Le concerné, le cinéaste Malek Bensmaïl, contacté par téléphone depuis Paris, se dit étonné par cette déclaration : «Je ne vois pas d'où vient cette polémique ? Je crois que Mme la ministre est mal renseignée par son entourage. C'est de là que vient le quiproquo, me semble-t-il... Le film a été montré «officiellement» lors du panorama du festival de cinéma «Alger, capitale culturelle arabe 2007», en mars 2008 si mes souvenirs sont bons. Le film a été vu également par le cabinet de Mme la ministre.
La deuxième tranche d' «Alger, capitale culturelle arabe» a été versée, plus d'un an et demi après qu'une copie du film fût déposée auprès du CNCA par le producteur algérien Hachemi Zertal, (Cirta Films.).

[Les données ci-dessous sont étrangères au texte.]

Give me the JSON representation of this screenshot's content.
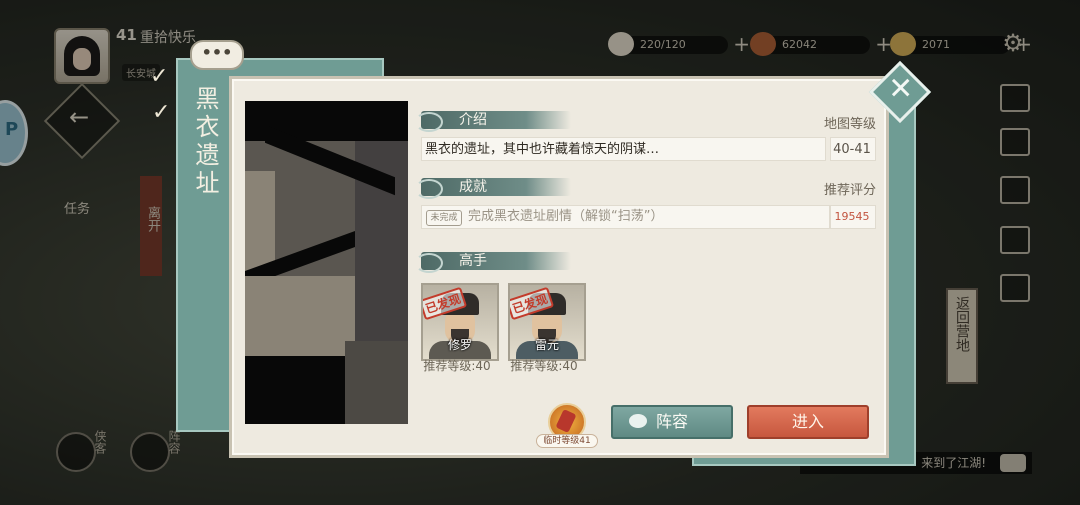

Enfin, le visa d'exploitation a été demandé il y a plus d'un mois et demi toujours par son distributeur Cirta Films. Avec Hachemi Zertal, nous voulions faire une sortie simultanée France-Algérie. Pour moi, il n'y a pas de polémique, ni censure puisque nous n'avons reçu aucune lettre de refus à ce jour. 

La demande est en cours et nous attendons patiemment une réponse qui, je l'espère, sera positive. Mon producteur algérien, Hachemi Zertal, se tient à la disposition du ministère pour apporter l'ensemble des justificatifs...»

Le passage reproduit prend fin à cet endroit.